Where Does the Net Buck Stop?

Building a Net-accessible business – which, of course, includes but is hardly limited to a web site – is expensive, time-consuming, technically complex, resource intensive, and deeply dependent on top-tier project management.

It involves the tight integration of technology, first-class business processes, and a forward-facing understanding of the needs of our customers (who sometimes are our own employees). It involves the correct mix of interface, content, and functionality. It focuses on sites that drive data to and from databases. It exists to help customers and noncustomers alike do business with us. In other words, a Net initiative – web site to supply-chain management – is a technology implementation project, not an HTML/JavaScript execution project. You and I – all of us that come here to ClickZ to read about online marketing and advertising issues – need to understand that we’re in the technology implementation business.

We’re all in IT, whether we know it or not. Whether we like it or not. And if we’re going to do a good job – more to the point, if we as marketers are going to be able to successfully win ownership of the corporate web initiative over time – we need to take an IT approach to the ponderous task of implementing a successful Net project.

What do I consider a successful project?
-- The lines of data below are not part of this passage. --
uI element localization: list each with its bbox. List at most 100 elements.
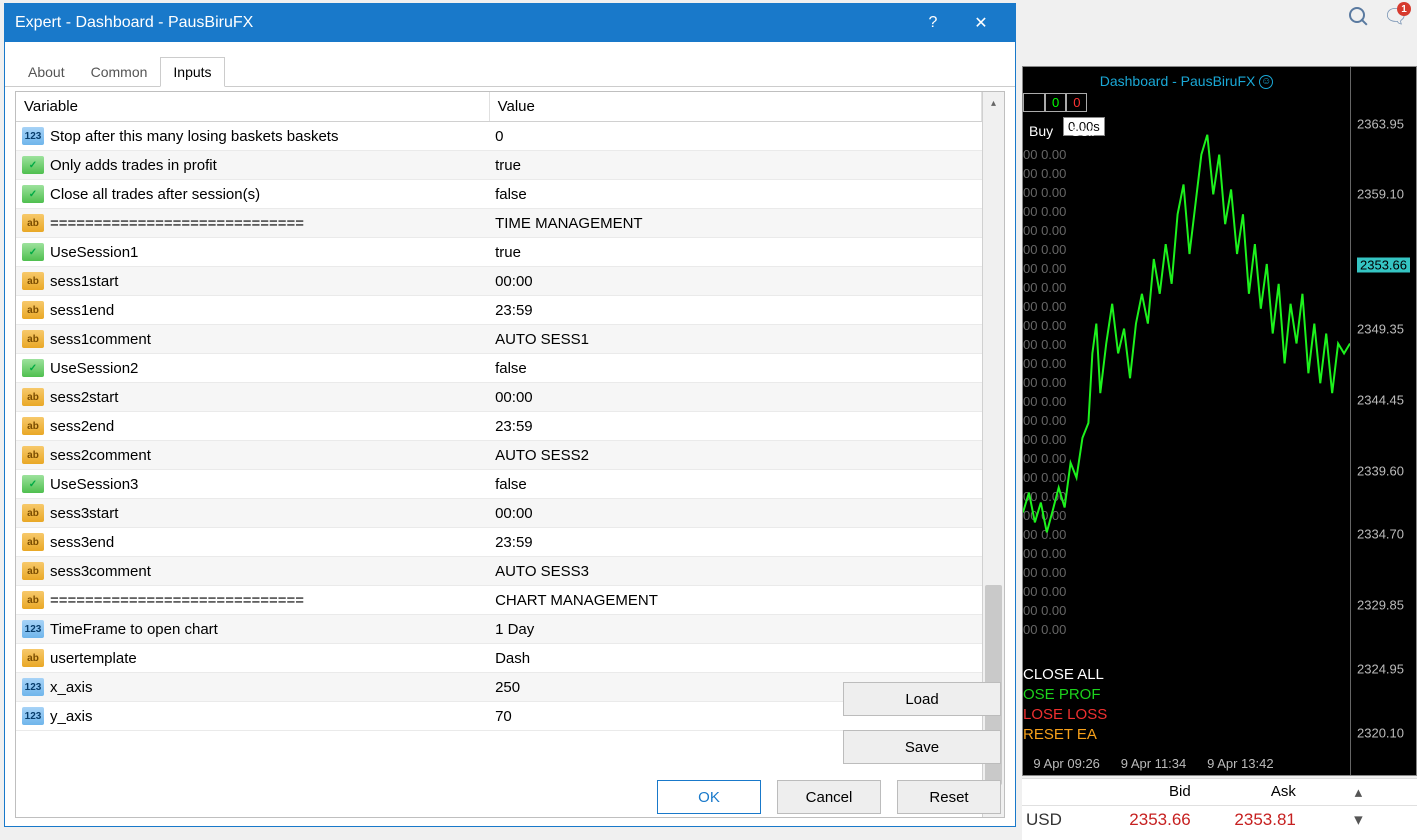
close-button[interactable]: ✕ [957,4,1005,42]
input-variable-name: Stop after this many losing baskets bask… [50,128,338,145]
str-type-icon: ab [22,504,44,522]
input-value-cell[interactable]: AUTO SESS3 [489,557,981,586]
load-button[interactable]: Load [843,682,1001,716]
input-value-cell[interactable]: Dash [489,644,981,673]
app-top-icons: 1 [1349,6,1405,28]
input-variable-name: sess3end [50,534,114,551]
close-profit-label[interactable]: OSE PROF [1023,685,1107,705]
symbol-cell[interactable]: USD [1022,806,1102,834]
ask-header[interactable]: Ask [1207,779,1312,805]
input-value-cell[interactable]: 23:59 [489,296,981,325]
price-tick: 2359.10 [1357,187,1404,202]
input-variable-name: sess1start [50,273,118,290]
input-row[interactable]: absess3commentAUTO SESS3 [16,557,982,586]
price-tick: 2334.70 [1357,527,1404,542]
input-value-cell[interactable]: false [489,180,981,209]
reset-ea-label[interactable]: RESET EA [1023,725,1107,745]
input-row[interactable]: ab ============================= TIME MANA… [16,209,982,238]
input-value-cell[interactable]: 00:00 [489,499,981,528]
str-type-icon: ab [22,214,44,232]
input-row[interactable]: 123Stop after this many losing baskets b… [16,122,982,151]
chart-body[interactable]: Dashboard - PausBiruFX ☺ 0 0 0.00s Buy S… [1023,67,1350,775]
input-row[interactable]: ab sess1comment AUTO SESS1 [16,325,982,354]
price-tick: 2363.95 [1357,116,1404,131]
input-variable-name: UseSession2 [50,360,138,377]
input-value-cell[interactable]: 23:59 [489,412,981,441]
close-loss-label[interactable]: LOSE LOSS [1023,705,1107,725]
scroll-up-icon[interactable]: ▴ [1312,779,1417,805]
bid-header[interactable]: Bid [1102,779,1207,805]
input-value-cell[interactable]: 0 [489,122,981,151]
input-row[interactable]: ab sess2comment AUTO SESS2 [16,441,982,470]
input-row[interactable]: abusertemplateDash [16,644,982,673]
input-value-cell[interactable]: 00:00 [489,383,981,412]
input-row[interactable]: 123 TimeFrame to open chart 1 Day [16,615,982,644]
close-all-label[interactable]: CLOSE ALL [1023,665,1107,685]
tab-inputs[interactable]: Inputs [160,57,224,87]
price-tick: 2320.10 [1357,725,1404,740]
input-variable-name: y_axis [50,708,93,725]
input-row[interactable]: ab sess1start 00:00 [16,267,982,296]
num-type-icon: 123 [22,620,44,638]
input-value-cell[interactable]: 23:59 [489,528,981,557]
price-tick: 2329.85 [1357,598,1404,613]
input-variable-name: Only adds trades in profit [50,157,217,174]
input-row[interactable]: absess3start00:00 [16,499,982,528]
chart-action-labels: CLOSE ALL OSE PROF LOSE LOSS RESET EA [1023,665,1107,745]
input-value-cell[interactable]: TIME MANAGEMENT [489,209,981,238]
input-value-cell[interactable]: false [489,470,981,499]
input-row[interactable]: ✓Only adds trades in profittrue [16,151,982,180]
price-tick: 2339.60 [1357,463,1404,478]
input-row[interactable]: absess3end23:59 [16,528,982,557]
chart-price-axis: 2363.952359.102353.662349.352344.452339.… [1350,67,1416,775]
input-value-cell[interactable]: AUTO SESS2 [489,441,981,470]
input-variable-name: sess2comment [50,447,151,464]
reset-button[interactable]: Reset [897,780,1001,814]
input-variable-name: sess2end [50,418,114,435]
dialog-tabs: About Common Inputs [5,42,1015,87]
input-row[interactable]: ✓UseSession2false [16,354,982,383]
input-row[interactable]: absess2start00:00 [16,383,982,412]
str-type-icon: ab [22,417,44,435]
scroll-down-icon[interactable]: ▾ [1312,806,1417,834]
str-type-icon: ab [22,272,44,290]
notification-icon[interactable]: 1 [1383,6,1405,28]
dialog-titlebar: Expert - Dashboard - PausBiruFX ? ✕ [5,4,1015,42]
dialog-side-buttons: Load Save [843,682,1001,764]
inputs-grid[interactable]: Variable Value 123Stop after this many l… [16,92,982,817]
tab-about[interactable]: About [15,57,78,86]
str-type-icon: ab [22,446,44,464]
input-row[interactable]: ✓UseSession3false [16,470,982,499]
input-variable-name: ============================= [50,215,304,232]
ok-button[interactable]: OK [657,780,761,814]
cancel-button[interactable]: Cancel [777,780,881,814]
input-value-cell[interactable]: AUTO SESS1 [489,325,981,354]
input-row[interactable]: absess1end23:59 [16,296,982,325]
input-row[interactable]: ✓Close all trades after session(s)false [16,180,982,209]
help-button[interactable]: ? [909,4,957,42]
input-value-cell[interactable]: true [489,151,981,180]
input-row[interactable]: 123x_axis250 [16,673,982,702]
scroll-up-icon[interactable]: ▴ [983,92,1004,114]
chart-title-text: Dashboard - PausBiruFX [1100,73,1256,89]
input-value-cell[interactable]: 1 Day [489,615,981,644]
price-tick: 2344.45 [1357,392,1404,407]
save-button[interactable]: Save [843,730,1001,764]
search-icon[interactable] [1349,7,1369,27]
str-type-icon: ab [22,330,44,348]
input-row[interactable]: ✓UseSession1true [16,238,982,267]
input-row[interactable]: ab=============================CHART MAN… [16,586,982,615]
bool-type-icon: ✓ [22,185,44,203]
input-row[interactable]: ab sess2end 23:59 [16,412,982,441]
input-value-cell[interactable]: false [489,354,981,383]
input-value-cell[interactable]: CHART MANAGEMENT [489,586,981,615]
input-variable-name: TimeFrame to open chart [50,621,218,638]
column-variable[interactable]: Variable [16,92,489,122]
num-type-icon: 123 [22,707,44,725]
input-variable-name: sess1comment [50,331,151,348]
input-value-cell[interactable]: true [489,238,981,267]
column-value[interactable]: Value [489,92,981,122]
tab-common[interactable]: Common [78,57,161,86]
input-row[interactable]: 123y_axis70 [16,702,982,731]
input-value-cell[interactable]: 00:00 [489,267,981,296]
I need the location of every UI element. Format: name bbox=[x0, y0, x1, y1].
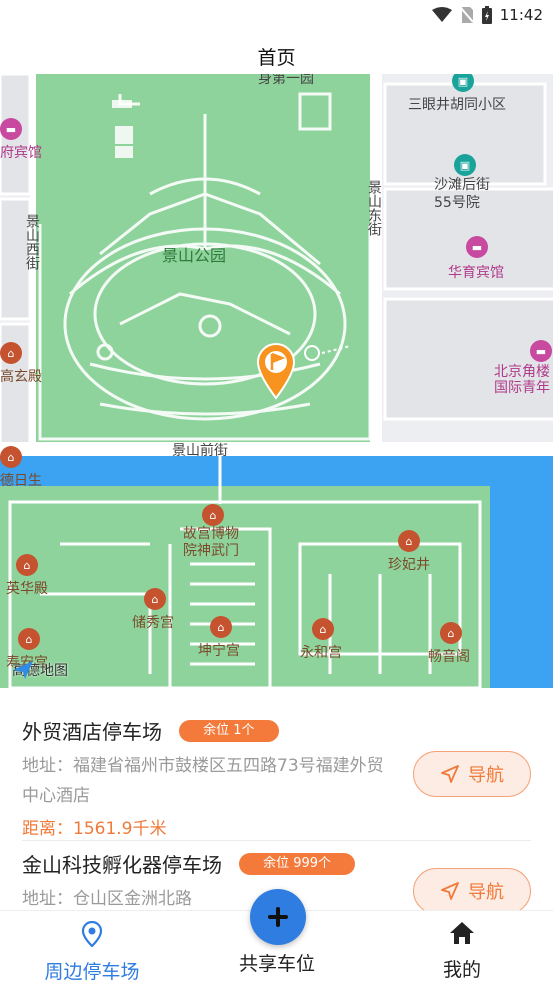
tab-label: 我的 bbox=[442, 959, 481, 981]
map-label-chuxiu: 储秀宫 bbox=[132, 615, 174, 631]
plus-icon bbox=[268, 907, 288, 927]
parking-distance: 距离：1561.9千米 bbox=[22, 819, 167, 839]
map-label-road-west: 景山西街 bbox=[24, 214, 40, 270]
app-screen: 11:42 首页 身第一园 三眼井胡同小区 沙滩后街 55号院 华育宾馆 府宾馆… bbox=[0, 0, 553, 983]
palace-area bbox=[0, 486, 490, 688]
map-label-jiaolou: 北京角楼 国际青年 bbox=[494, 364, 550, 396]
battery-charging-icon bbox=[481, 6, 492, 24]
navigate-button-label: 导航 bbox=[468, 882, 504, 903]
navigate-button[interactable]: 导航 bbox=[413, 751, 531, 797]
availability-badge: 余位 1个 bbox=[179, 719, 279, 742]
map-label-huayu: 华育宾馆 bbox=[448, 265, 504, 281]
temple-icon[interactable]: ⌂ bbox=[16, 554, 38, 576]
tab-nearby-parking[interactable]: 周边停车场 bbox=[22, 920, 162, 983]
temple-icon[interactable]: ⌂ bbox=[0, 446, 22, 468]
temple-icon[interactable]: ⌂ bbox=[440, 622, 462, 644]
no-sim-icon bbox=[460, 7, 474, 23]
status-bar: 11:42 bbox=[0, 0, 553, 32]
navigation-arrow-icon bbox=[441, 765, 459, 783]
map-label-sanyanjing: 三眼井胡同小区 bbox=[408, 97, 506, 113]
map-view[interactable]: 身第一园 三眼井胡同小区 沙滩后街 55号院 华育宾馆 府宾馆 北京角楼 国际青… bbox=[0, 74, 553, 688]
navigate-button-label: 导航 bbox=[468, 765, 504, 786]
parking-list[interactable]: 外贸酒店停车场 余位 1个 地址：福建省福州市鼓楼区五四路73号福建外贸中心酒店… bbox=[0, 688, 553, 910]
temple-icon[interactable]: ⌂ bbox=[312, 618, 334, 640]
parking-name: 金山科技孵化器停车场 bbox=[22, 853, 222, 877]
availability-badge: 余位 999个 bbox=[239, 852, 356, 875]
map-label-yonghe: 永和宫 bbox=[300, 645, 342, 661]
map-label-road-east: 景山东街 bbox=[366, 180, 382, 236]
tab-mine[interactable]: 我的 bbox=[392, 921, 532, 982]
map-label-fu-bingguan: 府宾馆 bbox=[0, 145, 42, 161]
parking-address: 地址：仓山区金洲北路 bbox=[22, 889, 192, 909]
page-title: 首页 bbox=[257, 47, 296, 69]
status-icons: 11:42 bbox=[431, 6, 543, 24]
navigate-button[interactable]: 导航 bbox=[413, 868, 531, 910]
map-logo: 高德地图 bbox=[12, 660, 68, 680]
map-label-gaoxuan: 高玄殿 bbox=[0, 369, 42, 385]
map-label-park: 景山公园 bbox=[162, 246, 227, 265]
hotel-icon[interactable]: ▬ bbox=[0, 118, 22, 140]
location-pin-icon bbox=[81, 920, 103, 948]
temple-icon[interactable]: ⌂ bbox=[202, 504, 224, 526]
navigation-arrow-icon bbox=[441, 882, 459, 900]
map-label-zhenfei: 珍妃井 bbox=[388, 557, 430, 573]
list-item[interactable]: 外贸酒店停车场 余位 1个 地址：福建省福州市鼓楼区五四路73号福建外贸中心酒店… bbox=[22, 688, 531, 841]
app-header: 首页 bbox=[0, 32, 553, 74]
temple-icon[interactable]: ⌂ bbox=[18, 628, 40, 650]
temple-icon[interactable]: ⌂ bbox=[144, 588, 166, 610]
home-icon bbox=[450, 922, 474, 944]
tab-label: 共享车位 bbox=[238, 953, 315, 975]
tab-label: 周边停车场 bbox=[44, 961, 140, 983]
temple-icon[interactable]: ⌂ bbox=[398, 530, 420, 552]
temple-icon[interactable]: ⌂ bbox=[210, 616, 232, 638]
hotel-icon[interactable]: ▬ bbox=[530, 340, 552, 362]
map-label-deri: 德日生 bbox=[0, 473, 42, 489]
map-label-shatan: 沙滩后街 55号院 bbox=[434, 177, 490, 211]
map-label-yinghua: 英华殿 bbox=[6, 581, 48, 597]
map-label-kunning: 坤宁宫 bbox=[198, 643, 240, 659]
status-time: 11:42 bbox=[499, 6, 543, 24]
navigation-arrow-icon bbox=[13, 661, 33, 679]
temple-icon[interactable]: ⌂ bbox=[0, 342, 22, 364]
add-button[interactable] bbox=[250, 889, 306, 945]
map-label-road-front: 景山前街 bbox=[172, 443, 228, 459]
tab-shared-spot[interactable]: 共享车位 bbox=[207, 949, 347, 976]
map-label-changyin: 畅音阁 bbox=[428, 649, 470, 665]
parking-address: 地址：福建省福州市鼓楼区五四路73号福建外贸中心酒店 bbox=[22, 756, 384, 806]
residential-icon[interactable]: ▣ bbox=[454, 154, 476, 176]
wifi-icon bbox=[431, 7, 452, 22]
parking-name: 外贸酒店停车场 bbox=[22, 720, 162, 744]
hotel-icon[interactable]: ▬ bbox=[466, 236, 488, 258]
map-label-top-road: 身第一园 bbox=[258, 74, 314, 87]
map-label-palace: 故宫博物 院神武门 bbox=[183, 526, 239, 559]
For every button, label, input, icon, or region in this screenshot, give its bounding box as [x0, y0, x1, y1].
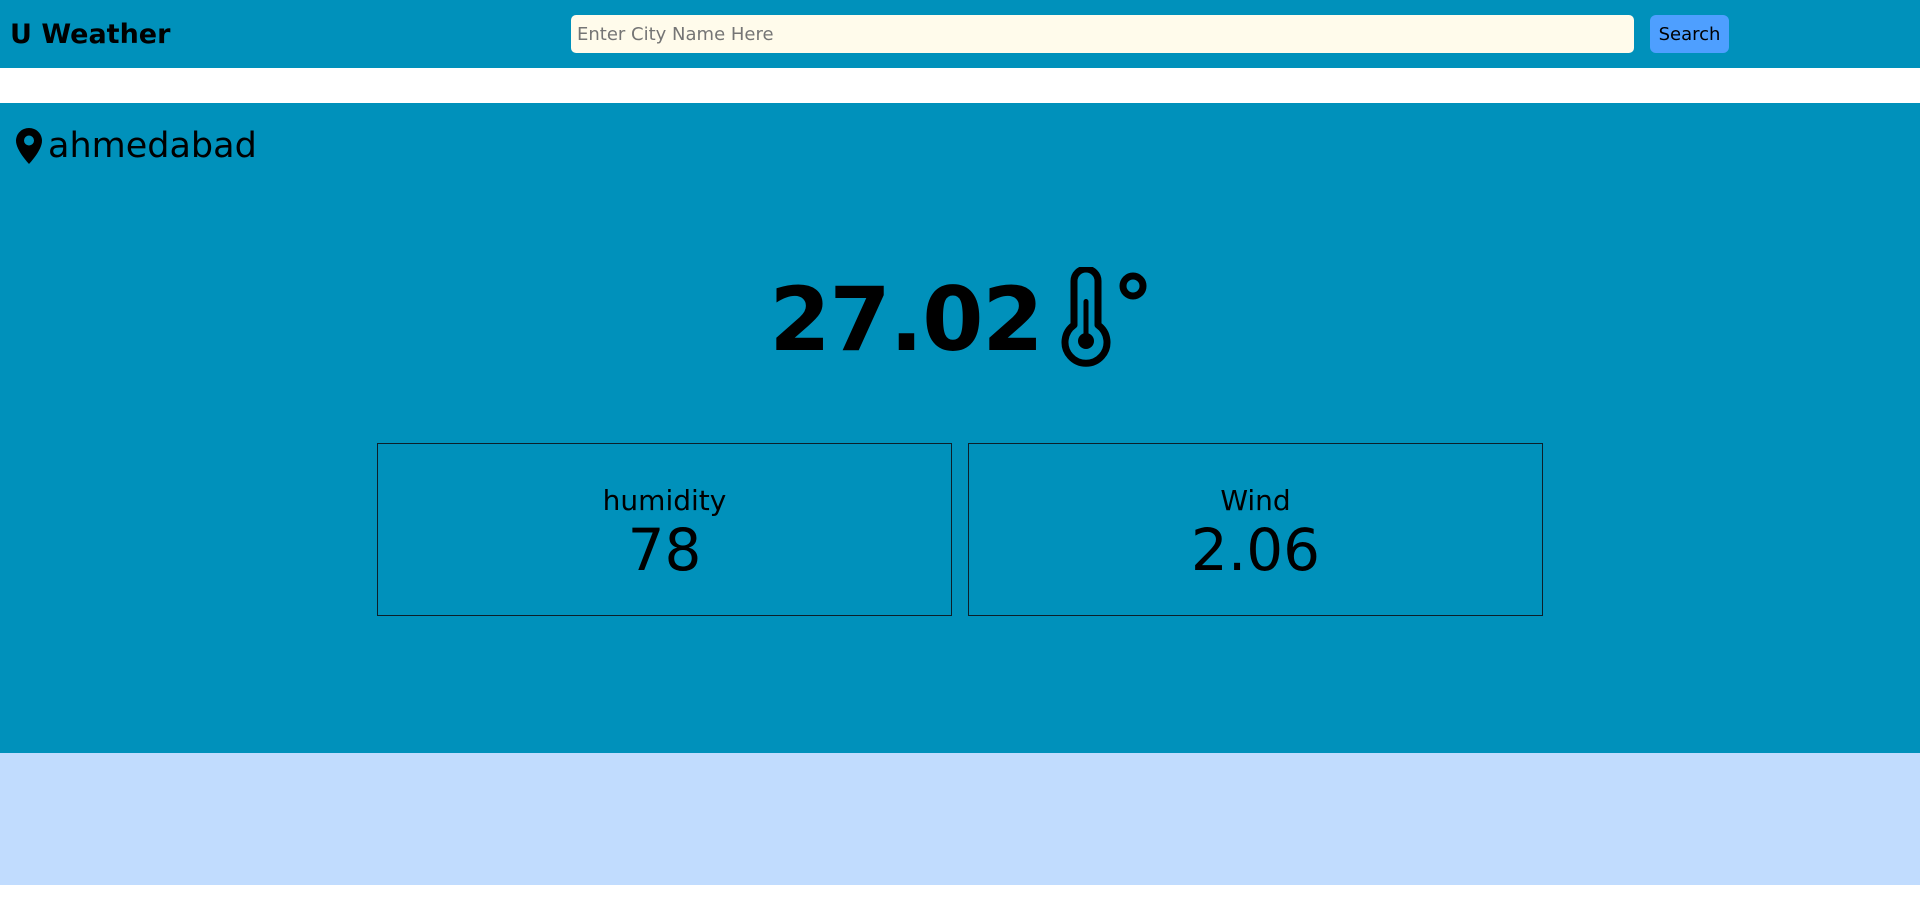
temperature-display: 27.02 — [0, 265, 1920, 375]
humidity-card: humidity 78 — [377, 443, 952, 616]
humidity-value: 78 — [627, 516, 702, 584]
location-heading: ahmedabad — [14, 124, 257, 168]
humidity-label: humidity — [602, 484, 727, 517]
wind-value: 2.06 — [1190, 516, 1321, 584]
search-button[interactable]: Search — [1650, 15, 1729, 53]
thermometer-degree-icon — [1061, 267, 1147, 367]
city-name: ahmedabad — [48, 126, 257, 166]
navbar: U Weather Search — [0, 0, 1920, 68]
city-search-input[interactable] — [571, 15, 1634, 53]
weather-panel: ahmedabad 27.02 humidity 78 Wind 2.06 — [0, 103, 1920, 753]
temperature-value: 27.02 — [769, 268, 1043, 371]
footer-band — [0, 753, 1920, 885]
map-pin-icon — [16, 128, 42, 164]
wind-card: Wind 2.06 — [968, 443, 1543, 616]
brand-title: U Weather — [10, 19, 171, 50]
wind-label: Wind — [1220, 484, 1291, 517]
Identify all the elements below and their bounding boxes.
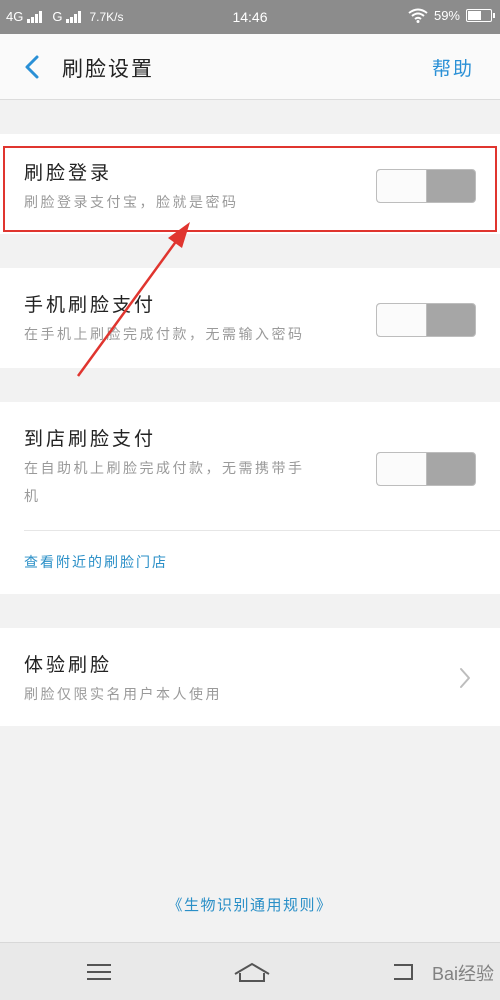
store-face-pay-title: 到店刷脸支付	[24, 428, 157, 450]
status-right: 59%	[408, 8, 495, 23]
phone-face-pay-title: 手机刷脸支付	[24, 294, 157, 316]
home-icon[interactable]	[232, 959, 272, 985]
chevron-left-icon[interactable]	[18, 52, 48, 82]
try-face-subtitle: 刷脸仅限实名用户本人使用	[24, 687, 222, 703]
phone-face-pay-subtitle: 在手机上刷脸完成付款，无需输入密码	[24, 327, 305, 343]
phone-face-pay-toggle[interactable]	[376, 303, 476, 337]
toggle-knob	[377, 304, 427, 336]
battery-fill	[468, 11, 481, 20]
try-face-card[interactable]: 体验刷脸 刷脸仅限实名用户本人使用	[0, 628, 500, 726]
phone-face-pay-card: 手机刷脸支付 在手机上刷脸完成付款，无需输入密码	[0, 268, 500, 368]
store-face-pay-card: 到店刷脸支付 在自助机上刷脸完成付款，无需携带手 机 查看附近的刷脸门店	[0, 402, 500, 594]
page-title: 刷脸设置	[62, 57, 154, 81]
divider	[24, 530, 500, 531]
battery-icon	[466, 9, 495, 22]
chevron-right-icon	[460, 668, 470, 688]
highlight-box	[3, 146, 497, 232]
store-face-pay-toggle[interactable]	[376, 452, 476, 486]
back-icon[interactable]	[388, 959, 418, 985]
toggle-knob	[377, 453, 427, 485]
battery-percent: 59%	[433, 8, 460, 23]
biometric-rules-link[interactable]: 《生物识别通用规则》	[0, 894, 500, 915]
store-face-pay-subtitle-line2: 机	[24, 489, 41, 505]
try-face-title: 体验刷脸	[24, 654, 113, 676]
watermark: Bai经验	[431, 964, 494, 984]
nav-bar: 刷脸设置 帮助	[0, 34, 500, 100]
help-button[interactable]: 帮助	[432, 54, 474, 81]
store-face-pay-subtitle-line1: 在自助机上刷脸完成付款，无需携带手	[24, 461, 305, 477]
system-nav-bar	[0, 942, 500, 1000]
wifi-icon	[408, 8, 428, 23]
nearby-stores-link[interactable]: 查看附近的刷脸门店	[24, 552, 168, 572]
menu-icon[interactable]	[84, 959, 114, 985]
status-bar: 4G G 7.7K/s 14:46 59%	[0, 0, 500, 34]
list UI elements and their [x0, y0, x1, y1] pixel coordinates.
It’s simple: bringing in the project in the projected time frame at the projected budget and at the expected level of quality.

You know, the usual IT goals.

If we’re going to implement a successful Net project, it’s not going to be enough for us to come to meetings to tell the Net-development vendors (and we’re likely going to be involved with more than one organization) what we want and hope they understand our hand waving and internal debates, our white-board brainstorms and flowcharts, and our carefully selected samples of other web sites we like. If we’re going to implement a successful Net initiative, we’re going to have do serious homework – tons of it – before we step foot in a conference room. Hard, ugly, boring homework. We need to set out exactly what we want the site to do – front and back. Step by step. Click by click. Before we start building the first HTML tag.

How do we do this? Here’s my prescription:

  1. Assemble the team correctly. Every web team needs to have the right mix of skills – whether you have them internally or bring them in from outside. For me, the mix is marketing, IT, and an expert from within each organization whom we intend to integrate into the process. Going to add recruitment to the web site? Put HR into the process. Going to implement inventory visibility into the site for customers? Put sales and warehouse management into the process.

  2. Bring your customers into the process. Ask the people you do business with every day what value they look to receive from a web site and from the processes in the back that the web site reaches into.
  3. Learn to specify. Consider every Net action – from the simplest link to the most complex data access and manipulation – in terms of the steps it takes to complete and then commit that to a specification. It doesn’t have to be a paper specification. In my case, when I design a site for a customer, I build the specification as a series of live HTML pages, containing pertinent information for every page on the site (for instance, what search engine phrase the page is to be optimized for, what functionality will be implemented on that page, and what pages it links to).
  4. Specification doesn’t end with the site pages. It includes the functionality we’re going to implement – from simple things like newsletter sign-ups to the most sophisticated order-processing systems. Universal Modeling Language – the standard used to develop Use Cases – is a pretty straightforward thing to learn and is understood by any reputable Net-development group.

Here are some of the benefits:

  1. You know before you begin what it is you want, and you can communicate those requirements to anyone involved with the project.

  2. It provides concrete ground for an RFP. How do you get someone to accurately bid a job before he or she knows exactly what the job consists of?
  3. It provides a single point of reference for the many people – often within many companies – to understand what is being built.
  4. It eliminates uncontrolled and unjustified scope creep. No specification is perfect, and you can expect some things to change during the course of a successful project. Changes are to be encouraged for the sake of quality, but they must be controlled.

I know, I’m lecturing. Forgive me. But I think it’s important that we all understand the importance of taking this kind of formalized approach to the work we’re all doing now. There’s so much money being spent on moving business processes online, that to go into it like it was another collateral development program is a guarantee that our money will be flying into other people’s hands when it should stay with us, where it belongs.

Where does the Net buck stop? It should stop with us.